Anthony's paper talks about the new "Model View" within 10g OLAP, and goes through a walkthrough of creating an analytic workspace using AWM10g, defining all the levels, hierarchies and cubes, and then displaying the results through Discoverer "Drake". Looking through Anthony's paper, and having had a play around with AWM10g for a few weeks, it certainly seems to go much of the way to replacing the functionality within Express Administrator, and comes close to the functionality you get with Microsoft Analysis Services' "Cube Editor". The bits that are still missing though, and that hopefully will come along in future versions, are the ability to graphically build a hierarchy using dimension members, and some form of cube viewer. However, it's a world apart from the existing version of AWM and in my opinion makes building AW-based cubes now easier in fact than building their relational cousins. Also, new with the forthcoming OLAP release is additional options for dealing with very sparse cubes and for partitioning, which I won't go over now but are fully detailed in Anthony's paper.
The other paper that I wanted to take a look at was Bud Endress' "OLAP Option To Oracle 10g - When To Use The OLAP Option To Enhance Content And Improve Performance Of A Business Intelligence Application". I went along to Bud's talk earlier in the week at Open World and later on wrote up a summary of his talk, which looked to answer the question - "When should I use the OLAP Option?". Bud said during the talk that he'd recently been asked to sum up, in one slide, what the OLAP Option was all about, and that the slide should contain a graph with two lines on it. As the request came from a senior executive at Oracle, Bud had to take it seriously, and came up with the following graph:
What this graph is saying is that, when your application makes lots of predicatable, simple calculations (such as those carried out by static reporting applications) there is little benefit from using the OLAP Option, and later on in fact that paper mentions that you might actually lose out by using OLAP due to the increased aggregation times. However, when your application typically makes lots of ad-hoc, unpredictable queries, against random parts of the data model, and your queries are typically more complex, then you get startling performance benefits from using dedicated OLAP engines such as the OLAP Option.
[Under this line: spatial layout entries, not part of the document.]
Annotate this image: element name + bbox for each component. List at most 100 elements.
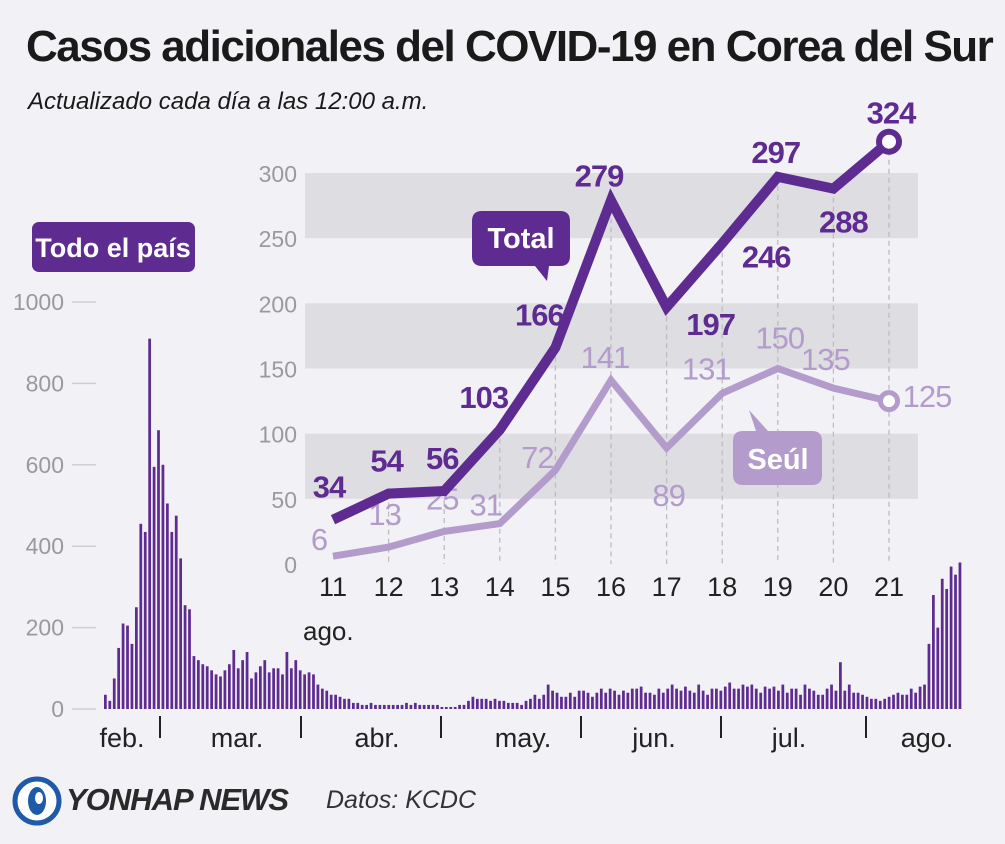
national-label: Todo el país xyxy=(35,233,191,263)
bar-y-tick-label: 200 xyxy=(26,615,64,641)
yonhap-logo-icon xyxy=(12,776,62,826)
national-bar xyxy=(670,684,674,709)
national-bar xyxy=(954,574,957,709)
page-title: Casos adicionales del COVID-19 en Corea … xyxy=(26,22,994,71)
national-bar xyxy=(444,706,448,709)
national-bar xyxy=(710,688,714,709)
national-bar xyxy=(529,698,532,709)
national-bar xyxy=(909,688,913,709)
bar-month-label: may. xyxy=(495,723,552,753)
national-bar xyxy=(157,430,160,709)
legend-seoul-callout: Seúl xyxy=(733,410,822,485)
national-bar xyxy=(285,652,289,709)
line-x-tick-label: 17 xyxy=(652,572,682,602)
national-bar xyxy=(945,588,949,709)
national-bar xyxy=(626,692,630,709)
national-bar xyxy=(737,688,740,709)
national-bar xyxy=(188,609,191,709)
national-bar xyxy=(227,664,231,709)
national-bar xyxy=(325,690,329,709)
national-bar xyxy=(825,688,829,709)
data-label: 150 xyxy=(755,321,804,356)
national-bar xyxy=(617,694,621,709)
national-bar xyxy=(697,684,701,709)
national-bar xyxy=(746,686,749,709)
brand-name: YONHAP NEWS xyxy=(66,782,289,817)
national-bar xyxy=(768,688,771,709)
national-bar xyxy=(533,694,537,709)
national-bar xyxy=(936,627,940,709)
national-bar xyxy=(763,686,767,709)
legend-seoul-box xyxy=(733,410,822,485)
national-bar xyxy=(599,688,603,709)
national-bar xyxy=(781,684,785,709)
data-label: 135 xyxy=(801,342,850,377)
national-bar xyxy=(272,668,276,709)
national-bar xyxy=(812,690,816,709)
national-bar xyxy=(467,700,470,709)
national-bar xyxy=(808,688,811,709)
national-bar xyxy=(684,686,687,709)
line-x-tick-label: 16 xyxy=(596,572,626,602)
line-y-tick-label: 300 xyxy=(259,161,297,187)
national-bar xyxy=(856,692,860,709)
national-bar xyxy=(847,684,851,709)
national-bar xyxy=(635,688,639,709)
national-bar xyxy=(396,704,399,709)
national-bar xyxy=(201,664,205,709)
national-bar xyxy=(728,682,732,709)
bar-chart-bars xyxy=(104,338,962,709)
national-bar xyxy=(294,660,298,709)
data-label: 34 xyxy=(313,470,347,505)
bar-month-label: ago. xyxy=(901,723,954,753)
legend-total-label: Total xyxy=(487,223,554,255)
national-bar xyxy=(179,558,183,709)
national-bar xyxy=(152,466,156,709)
series-endpoint-marker xyxy=(878,390,900,413)
national-bar xyxy=(196,660,200,709)
national-bar xyxy=(511,702,515,709)
national-bar xyxy=(586,692,590,709)
national-bar xyxy=(223,670,227,709)
national-bar xyxy=(458,704,461,709)
daily-line-chart: 0 50 100 150 200 250 300 11 12 13 14 15 16 17 18 19 20 2… xyxy=(259,96,953,646)
national-bar xyxy=(861,694,864,709)
national-bar xyxy=(418,704,422,709)
national-bar xyxy=(351,702,355,709)
line-x-tick-label: 14 xyxy=(485,572,515,602)
national-bar xyxy=(905,694,909,709)
series-line xyxy=(330,137,893,525)
national-bar xyxy=(759,692,763,709)
data-label: 288 xyxy=(819,205,868,240)
data-label: 72 xyxy=(521,440,553,475)
national-bar xyxy=(688,690,692,709)
national-bar xyxy=(732,688,736,709)
national-bar xyxy=(143,531,147,709)
national-bar xyxy=(772,686,776,709)
national-bar xyxy=(949,566,953,709)
national-bar xyxy=(878,700,882,709)
national-bar xyxy=(940,578,944,709)
national-bar xyxy=(551,690,554,709)
national-bar xyxy=(289,668,293,709)
national-bar xyxy=(360,704,364,709)
national-bar xyxy=(865,696,869,709)
national-bar xyxy=(382,704,386,709)
national-bar xyxy=(475,698,479,709)
national-bar xyxy=(174,515,178,709)
national-bar xyxy=(422,704,426,709)
national-bar xyxy=(803,684,807,709)
data-label: 279 xyxy=(575,158,624,193)
line-chart-month-suffix: ago. xyxy=(303,616,354,646)
national-bar xyxy=(675,688,678,709)
national-bar xyxy=(821,694,825,709)
national-bar xyxy=(692,692,696,709)
national-bar xyxy=(400,704,404,709)
national-bar xyxy=(613,690,616,709)
national-bar xyxy=(108,700,112,709)
national-bar xyxy=(644,692,647,709)
national-bar xyxy=(701,690,705,709)
data-source: Datos: KCDC xyxy=(326,786,477,814)
national-bar xyxy=(502,700,506,709)
series-endpoint-marker xyxy=(876,128,902,155)
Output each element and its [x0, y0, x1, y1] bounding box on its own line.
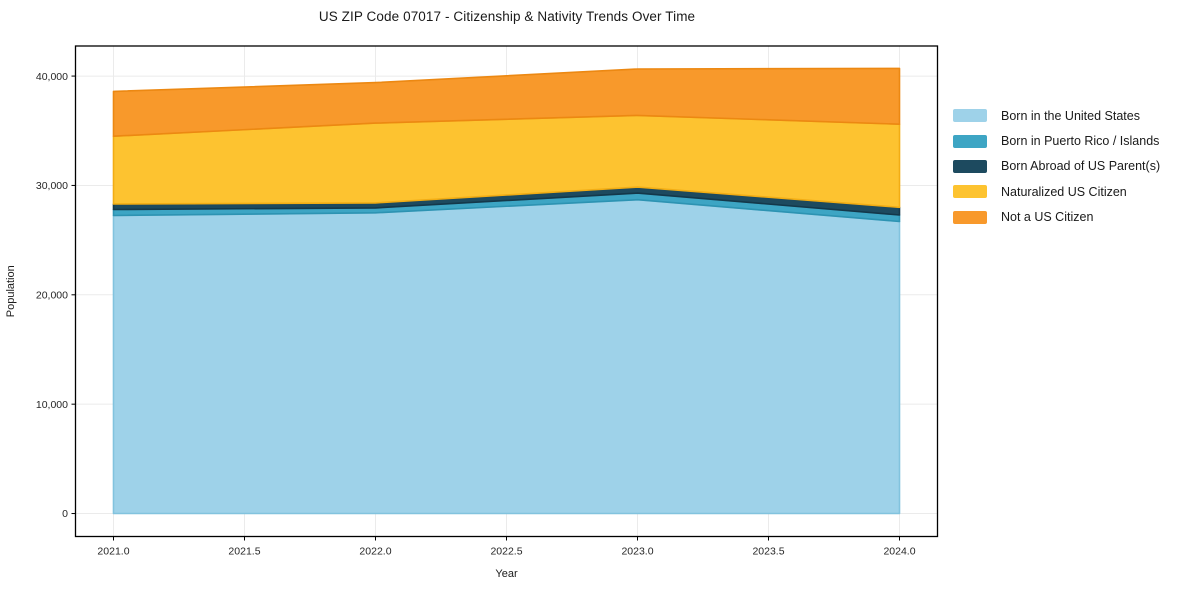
y-tick-label: 20,000 [36, 290, 68, 302]
legend-swatch-icon [953, 210, 987, 224]
legend-swatch-icon [953, 185, 987, 199]
x-tick-label: 2024.0 [883, 546, 915, 558]
legend-item: Naturalized US Citizen [953, 179, 1160, 204]
x-tick-label: 2022.5 [490, 546, 522, 558]
legend-label: Born in Puerto Rico / Islands [1001, 134, 1160, 149]
legend-label: Naturalized US Citizen [1001, 184, 1127, 199]
legend: Born in the United States Born in Puerto … [953, 103, 1160, 230]
x-tick-label: 2022.0 [359, 546, 391, 558]
legend-swatch-icon [953, 134, 987, 148]
x-tick-label: 2021.5 [228, 546, 260, 558]
legend-label: Born Abroad of US Parent(s) [1001, 159, 1161, 174]
y-tick-label: 0 [62, 508, 68, 520]
legend-swatch-icon [953, 159, 987, 173]
area-series-0 [112, 198, 901, 515]
legend-label: Born in the United States [1001, 108, 1140, 123]
x-tick-label: 2023.5 [752, 546, 784, 558]
x-tick-label: 2023.0 [621, 546, 653, 558]
y-tick-label: 40,000 [36, 71, 68, 83]
y-tick-label: 10,000 [36, 399, 68, 411]
legend-item: Born in Puerto Rico / Islands [953, 128, 1160, 153]
legend-item: Not a US Citizen [953, 205, 1160, 230]
area-series-4 [112, 67, 901, 137]
y-axis-label: Population [5, 265, 17, 317]
x-tick-label: 2021.0 [97, 546, 129, 558]
legend-item: Born in the United States [953, 103, 1160, 128]
x-axis-label: Year [495, 568, 518, 580]
chart-title: US ZIP Code 07017 - Citizenship & Nativi… [318, 9, 696, 24]
legend-item: Born Abroad of US Parent(s) [953, 154, 1160, 179]
legend-label: Not a US Citizen [1001, 210, 1094, 225]
y-tick-label: 30,000 [36, 180, 68, 192]
legend-swatch-icon [953, 109, 987, 123]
The paper goes through lots of background information, and has other graphs and test results to back up this statement, and comes to the conclusion that, the reason you should use the OLAP Option is to ensure that your BI application gives a uniform, fast response time irrespective of the type of query or the data being accessed.
My understanding is that the new OLAP patch, and AWM10g, should be due for release in the first half of 2005. In the meantime, take a look at the papers and get a bit of background information before the products get launched.